The snake looks terrible - as bad as the python in Python. It's all CGI, pretty low-res, never believable for even half a second no matter how far you stretch your disbelief. It would have to be bad CGI to be able to suspend its 100-foot, tons-heavy body from one pipe in the ceiling sprinkler line. Nobody at any point calls it a boa, and I would go so far as to suggest that it probably isn't a boa, since it has fangs and a big shovel-like barb on the end of its tail. Cain calls it "the missing link", though he does not suggest what it links to, or from. I would guess between boas, and something with fangs and a tail-barb.

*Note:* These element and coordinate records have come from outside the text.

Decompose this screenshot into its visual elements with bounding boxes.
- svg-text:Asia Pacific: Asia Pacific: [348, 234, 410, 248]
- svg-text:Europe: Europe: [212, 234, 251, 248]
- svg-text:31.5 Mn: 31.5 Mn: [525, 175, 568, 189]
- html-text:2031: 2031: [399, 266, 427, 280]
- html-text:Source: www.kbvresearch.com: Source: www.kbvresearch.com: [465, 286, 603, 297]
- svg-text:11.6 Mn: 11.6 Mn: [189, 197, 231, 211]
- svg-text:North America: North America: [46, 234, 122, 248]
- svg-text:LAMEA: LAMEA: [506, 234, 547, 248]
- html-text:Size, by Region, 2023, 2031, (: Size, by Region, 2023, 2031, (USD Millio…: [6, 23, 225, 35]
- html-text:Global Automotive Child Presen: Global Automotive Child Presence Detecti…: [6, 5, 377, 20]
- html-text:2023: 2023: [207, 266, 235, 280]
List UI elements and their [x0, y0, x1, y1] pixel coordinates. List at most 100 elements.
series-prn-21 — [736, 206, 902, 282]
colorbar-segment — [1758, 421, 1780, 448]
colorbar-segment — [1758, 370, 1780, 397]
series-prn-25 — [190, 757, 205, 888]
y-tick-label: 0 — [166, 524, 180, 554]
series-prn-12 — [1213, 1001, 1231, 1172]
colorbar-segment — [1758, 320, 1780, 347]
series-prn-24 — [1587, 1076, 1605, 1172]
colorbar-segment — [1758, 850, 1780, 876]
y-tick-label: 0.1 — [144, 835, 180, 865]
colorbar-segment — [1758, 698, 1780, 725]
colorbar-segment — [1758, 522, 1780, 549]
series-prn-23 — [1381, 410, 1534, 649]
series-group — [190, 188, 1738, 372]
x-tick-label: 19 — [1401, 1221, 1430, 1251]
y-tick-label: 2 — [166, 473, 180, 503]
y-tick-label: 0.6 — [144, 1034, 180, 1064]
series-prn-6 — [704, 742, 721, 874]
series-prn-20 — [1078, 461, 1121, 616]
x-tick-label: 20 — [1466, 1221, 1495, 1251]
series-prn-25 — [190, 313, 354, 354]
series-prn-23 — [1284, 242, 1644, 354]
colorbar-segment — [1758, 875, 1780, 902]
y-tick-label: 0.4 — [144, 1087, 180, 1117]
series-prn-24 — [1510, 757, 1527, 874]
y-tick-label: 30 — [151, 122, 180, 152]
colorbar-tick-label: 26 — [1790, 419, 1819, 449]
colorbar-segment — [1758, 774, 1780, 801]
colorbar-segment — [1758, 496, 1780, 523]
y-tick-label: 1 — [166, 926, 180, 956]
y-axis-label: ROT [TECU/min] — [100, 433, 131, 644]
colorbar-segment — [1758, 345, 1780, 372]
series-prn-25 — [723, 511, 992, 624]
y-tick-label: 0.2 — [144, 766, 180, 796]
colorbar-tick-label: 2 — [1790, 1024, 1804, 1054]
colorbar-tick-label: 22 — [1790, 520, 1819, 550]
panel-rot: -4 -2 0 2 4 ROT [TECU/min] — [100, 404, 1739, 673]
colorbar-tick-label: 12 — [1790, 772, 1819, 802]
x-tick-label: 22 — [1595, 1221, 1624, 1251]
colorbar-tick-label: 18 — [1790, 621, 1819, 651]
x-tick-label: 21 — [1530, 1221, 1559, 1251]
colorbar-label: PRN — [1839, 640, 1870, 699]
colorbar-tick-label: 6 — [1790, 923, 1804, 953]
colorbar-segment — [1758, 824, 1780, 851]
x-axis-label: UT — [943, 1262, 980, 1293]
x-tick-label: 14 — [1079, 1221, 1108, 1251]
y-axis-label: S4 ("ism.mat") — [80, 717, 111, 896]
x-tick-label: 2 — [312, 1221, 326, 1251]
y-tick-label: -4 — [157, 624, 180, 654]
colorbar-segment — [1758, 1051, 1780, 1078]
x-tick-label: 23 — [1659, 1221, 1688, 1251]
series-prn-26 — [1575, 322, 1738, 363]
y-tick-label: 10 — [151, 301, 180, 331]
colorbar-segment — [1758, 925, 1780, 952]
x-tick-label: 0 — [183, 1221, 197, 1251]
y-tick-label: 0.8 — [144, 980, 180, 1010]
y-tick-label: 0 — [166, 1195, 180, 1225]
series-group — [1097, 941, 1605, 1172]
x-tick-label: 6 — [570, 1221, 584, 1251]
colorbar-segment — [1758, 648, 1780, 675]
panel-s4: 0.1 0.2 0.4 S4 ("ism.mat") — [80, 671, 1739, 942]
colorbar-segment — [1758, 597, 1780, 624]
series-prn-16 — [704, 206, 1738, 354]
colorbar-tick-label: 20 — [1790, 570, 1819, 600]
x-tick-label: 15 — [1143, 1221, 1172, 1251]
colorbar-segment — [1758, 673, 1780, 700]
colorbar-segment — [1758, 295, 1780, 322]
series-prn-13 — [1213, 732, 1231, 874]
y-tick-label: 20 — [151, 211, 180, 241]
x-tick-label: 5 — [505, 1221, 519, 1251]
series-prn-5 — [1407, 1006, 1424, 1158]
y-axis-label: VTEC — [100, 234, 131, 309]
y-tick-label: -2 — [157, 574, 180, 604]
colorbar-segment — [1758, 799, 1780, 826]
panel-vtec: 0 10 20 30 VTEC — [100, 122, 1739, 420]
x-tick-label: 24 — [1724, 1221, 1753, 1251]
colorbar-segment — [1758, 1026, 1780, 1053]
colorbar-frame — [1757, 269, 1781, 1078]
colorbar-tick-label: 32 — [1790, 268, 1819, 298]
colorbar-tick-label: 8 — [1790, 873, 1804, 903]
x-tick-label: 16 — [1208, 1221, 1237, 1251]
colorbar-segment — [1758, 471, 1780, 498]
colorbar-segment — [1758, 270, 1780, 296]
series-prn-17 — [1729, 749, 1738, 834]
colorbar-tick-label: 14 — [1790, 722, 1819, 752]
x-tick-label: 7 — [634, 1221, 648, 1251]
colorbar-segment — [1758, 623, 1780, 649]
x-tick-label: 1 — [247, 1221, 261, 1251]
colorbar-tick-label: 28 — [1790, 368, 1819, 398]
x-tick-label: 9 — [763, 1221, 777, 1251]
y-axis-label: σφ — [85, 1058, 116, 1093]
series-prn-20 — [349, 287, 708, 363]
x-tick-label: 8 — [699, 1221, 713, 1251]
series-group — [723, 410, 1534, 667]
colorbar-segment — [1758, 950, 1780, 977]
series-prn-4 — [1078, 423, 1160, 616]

The plot is stupid, with characters all acting as stupid as they need to in order to get eaten. Homage (I'm being kind) is paid to Alien/Aliens in a scene where the warden watches on a bunch of monitors as some soldiers try to hunt down the snake. Motion detectors show something coming towards one of the groups of soldiers, so the warden has a shitfit and pleads for them to shoot, which they do, of course killing one of their own men. (friendly-fire wisecrack removed for reasons of taste considering that the events of the past week have only proven it correct) The climax, set in the ramp-lowered hold of a cargo plane in mid-flight, would be hard enough to swallow even if the effects didn't suck, which they do. This snake keeps changing size, even in the same scene!

I'm not even gonna get into the IRA prisoner chick who pleads with Cain not to let her be killed by a snake (so he shoots her as she's getting chomped by the snake...but it eats her anyway), the fighter planes that use nuclear missiles to force a civilian airliner to land, the computer hacker, how the snake tunnels through walls, how the guy who was going to set off nukes in Russia is made into a good guy with a sob story about his wife...crap, thy name is Boa.

As dumb as all this is, as bad as the effects are, and as lame and uninspired are the efforts of everyone involved, there are the occasional moments where the movie rises up above worthlessness. I don't know why this prison saw fit to build a huge underground chamber with regularly-spaced support pillars, but it is kind of neat to see (briefly) the snake slithering among them without touching the ground. The prison looks pretty good from the outside, even if on the inside the sets are either rehashed (the same corridor keeps cropping up) or functionally nonsensical (security is headed in one room by one guy in a chair that swivels around to look at dozens of monitors that surround him). The girls are cute, though in keeping with the Antarctic setting, they're wearing way too many clothes to add any value to the movie that isn't provided by their performances and dialogue.

Boa is rated R, but barely earns a PG until one scene which calls on Cain to say "fucking" seven or eight times. Python sucked, but its madcap incompetence gave it a silly streak that made it more fun than Boa, which is dumb enough to be insulting and too straight-faced to let me easily assume that it's all in good fun. Even if you think Anaconda sucked, this will redefine the term for you. Proceed only with the most masochistic of intentions.